Introduction to GDP Growth Rate
GDP Growth Rate is also known as the Economic Growth Rate, and it measures the change in the GDP of the country in comparison to an earlier period. The amount of change is measured in percentage (%), which serves as a determinant of economic health in the country and the possible growth in the future.
Understanding GDP Growth Rate
Gross Domestic Product takes into account the final prices of all goods and services produced in the economy in a year. The GDP of a certain period, when set against another, can show a comparison that can be measured using the given formula: Economic Growth = (GDP 2 - GDP 1) / GDP 1 The result is expressed in a percentage. If the result is positive, it means the economy is growing by the said percent. If the growth rate is 2 percent from the previous quarter to now, it means that the economic activity has risen by 2%, either due to increased Government expenditure, higher retail consumption or in exports and imports.

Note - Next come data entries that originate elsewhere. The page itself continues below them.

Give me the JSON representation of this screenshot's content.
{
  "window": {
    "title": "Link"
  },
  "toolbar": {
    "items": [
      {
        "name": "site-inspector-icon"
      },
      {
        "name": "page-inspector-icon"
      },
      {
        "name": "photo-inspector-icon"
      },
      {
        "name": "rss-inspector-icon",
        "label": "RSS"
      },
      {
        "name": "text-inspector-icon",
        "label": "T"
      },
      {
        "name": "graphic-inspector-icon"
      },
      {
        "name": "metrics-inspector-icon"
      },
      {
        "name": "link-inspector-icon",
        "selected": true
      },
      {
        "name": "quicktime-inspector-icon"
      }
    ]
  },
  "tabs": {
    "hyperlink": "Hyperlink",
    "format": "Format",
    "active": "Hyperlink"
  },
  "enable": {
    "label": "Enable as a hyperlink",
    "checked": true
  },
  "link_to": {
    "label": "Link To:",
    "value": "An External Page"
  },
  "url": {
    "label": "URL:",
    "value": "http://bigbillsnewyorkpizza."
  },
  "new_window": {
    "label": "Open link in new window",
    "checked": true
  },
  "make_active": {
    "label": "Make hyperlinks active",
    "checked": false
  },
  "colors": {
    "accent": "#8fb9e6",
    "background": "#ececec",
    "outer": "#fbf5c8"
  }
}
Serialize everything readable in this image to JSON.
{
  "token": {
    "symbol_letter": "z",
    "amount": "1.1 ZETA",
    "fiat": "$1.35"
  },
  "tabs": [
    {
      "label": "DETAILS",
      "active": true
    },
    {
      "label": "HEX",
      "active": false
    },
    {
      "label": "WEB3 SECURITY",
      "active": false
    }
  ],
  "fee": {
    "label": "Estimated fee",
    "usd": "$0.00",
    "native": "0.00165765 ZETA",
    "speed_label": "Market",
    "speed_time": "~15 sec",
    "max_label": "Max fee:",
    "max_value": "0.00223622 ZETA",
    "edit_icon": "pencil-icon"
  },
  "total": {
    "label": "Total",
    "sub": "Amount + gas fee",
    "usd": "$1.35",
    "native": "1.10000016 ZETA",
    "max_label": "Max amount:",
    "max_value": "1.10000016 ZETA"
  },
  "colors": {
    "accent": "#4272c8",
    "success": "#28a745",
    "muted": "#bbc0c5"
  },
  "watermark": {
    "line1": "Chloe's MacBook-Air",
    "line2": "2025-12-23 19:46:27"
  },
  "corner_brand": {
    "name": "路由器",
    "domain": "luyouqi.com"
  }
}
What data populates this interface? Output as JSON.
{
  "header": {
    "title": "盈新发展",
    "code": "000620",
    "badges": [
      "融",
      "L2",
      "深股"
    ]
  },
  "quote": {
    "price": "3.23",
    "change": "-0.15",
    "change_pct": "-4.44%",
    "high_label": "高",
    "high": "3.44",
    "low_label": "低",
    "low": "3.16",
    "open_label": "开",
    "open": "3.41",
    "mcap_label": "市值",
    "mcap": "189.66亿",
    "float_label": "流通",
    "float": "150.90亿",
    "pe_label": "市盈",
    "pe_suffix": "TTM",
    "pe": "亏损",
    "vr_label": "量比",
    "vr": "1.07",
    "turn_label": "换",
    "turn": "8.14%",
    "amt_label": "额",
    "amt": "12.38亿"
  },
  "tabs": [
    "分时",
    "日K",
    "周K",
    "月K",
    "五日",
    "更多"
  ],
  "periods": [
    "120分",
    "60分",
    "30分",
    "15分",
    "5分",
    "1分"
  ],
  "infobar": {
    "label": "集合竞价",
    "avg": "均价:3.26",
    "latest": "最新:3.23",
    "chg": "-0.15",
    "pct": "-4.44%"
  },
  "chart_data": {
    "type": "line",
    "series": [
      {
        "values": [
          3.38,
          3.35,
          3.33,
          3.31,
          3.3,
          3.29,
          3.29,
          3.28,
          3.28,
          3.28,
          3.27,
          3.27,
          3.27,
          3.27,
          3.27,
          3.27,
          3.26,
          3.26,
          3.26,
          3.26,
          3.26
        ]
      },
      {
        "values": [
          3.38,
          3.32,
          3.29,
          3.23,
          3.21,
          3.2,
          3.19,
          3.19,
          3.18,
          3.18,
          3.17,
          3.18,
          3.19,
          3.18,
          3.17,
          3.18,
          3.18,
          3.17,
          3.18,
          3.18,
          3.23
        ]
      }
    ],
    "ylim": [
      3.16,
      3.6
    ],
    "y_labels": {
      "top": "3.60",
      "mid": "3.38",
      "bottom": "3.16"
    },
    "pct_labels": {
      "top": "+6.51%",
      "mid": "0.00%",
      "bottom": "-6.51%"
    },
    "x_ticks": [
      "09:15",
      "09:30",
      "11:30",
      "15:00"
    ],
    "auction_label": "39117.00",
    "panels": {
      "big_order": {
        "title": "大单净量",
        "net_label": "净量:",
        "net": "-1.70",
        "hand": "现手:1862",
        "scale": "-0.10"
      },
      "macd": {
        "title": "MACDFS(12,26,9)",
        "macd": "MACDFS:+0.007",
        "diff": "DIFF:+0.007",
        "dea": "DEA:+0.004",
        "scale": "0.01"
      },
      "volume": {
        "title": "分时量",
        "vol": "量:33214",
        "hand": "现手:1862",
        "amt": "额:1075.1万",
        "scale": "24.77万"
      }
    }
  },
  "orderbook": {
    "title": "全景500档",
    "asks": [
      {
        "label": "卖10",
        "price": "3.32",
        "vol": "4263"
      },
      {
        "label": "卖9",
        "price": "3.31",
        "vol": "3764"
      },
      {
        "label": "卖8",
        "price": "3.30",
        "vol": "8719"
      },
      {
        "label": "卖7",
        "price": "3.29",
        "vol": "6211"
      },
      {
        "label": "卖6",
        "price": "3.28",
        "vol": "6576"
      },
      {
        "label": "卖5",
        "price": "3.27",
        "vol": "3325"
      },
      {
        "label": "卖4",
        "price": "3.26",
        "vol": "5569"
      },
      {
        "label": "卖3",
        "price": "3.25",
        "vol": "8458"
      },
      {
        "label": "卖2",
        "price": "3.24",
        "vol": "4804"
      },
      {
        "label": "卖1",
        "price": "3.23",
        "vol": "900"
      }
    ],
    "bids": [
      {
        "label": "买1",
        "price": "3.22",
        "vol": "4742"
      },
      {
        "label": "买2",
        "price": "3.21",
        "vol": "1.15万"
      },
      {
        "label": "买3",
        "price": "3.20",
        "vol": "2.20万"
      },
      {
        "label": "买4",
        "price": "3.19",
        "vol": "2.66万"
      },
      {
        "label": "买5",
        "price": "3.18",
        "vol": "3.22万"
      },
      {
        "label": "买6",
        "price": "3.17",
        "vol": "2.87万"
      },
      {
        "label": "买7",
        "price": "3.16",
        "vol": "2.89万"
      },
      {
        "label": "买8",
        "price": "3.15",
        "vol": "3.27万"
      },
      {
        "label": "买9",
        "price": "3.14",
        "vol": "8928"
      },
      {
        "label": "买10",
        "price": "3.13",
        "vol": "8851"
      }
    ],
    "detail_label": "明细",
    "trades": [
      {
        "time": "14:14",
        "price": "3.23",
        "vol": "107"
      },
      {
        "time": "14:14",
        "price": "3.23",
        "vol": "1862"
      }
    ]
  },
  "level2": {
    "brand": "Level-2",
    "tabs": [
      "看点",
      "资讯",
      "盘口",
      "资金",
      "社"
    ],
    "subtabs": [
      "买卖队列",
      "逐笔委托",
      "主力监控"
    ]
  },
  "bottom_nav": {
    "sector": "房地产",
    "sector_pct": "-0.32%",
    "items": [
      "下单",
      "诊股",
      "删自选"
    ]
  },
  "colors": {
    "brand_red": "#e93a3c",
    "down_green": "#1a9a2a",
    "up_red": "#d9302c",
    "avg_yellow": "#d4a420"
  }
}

Highlights of GDP Growth Rate
- The GDP taken into account to measure the change is Real GDP, not nominal. This is because Real GDP adjusts inflation to the buying power and gives a clearer picture on the demand and consumption.
- Growth rate measurement is necessary to understand the nature of the economy and the direction it may take in the upcoming years.
- It becomes useful for economists and investors to understand the favourability of sectors and industries and their mirror impact on employees and consumers.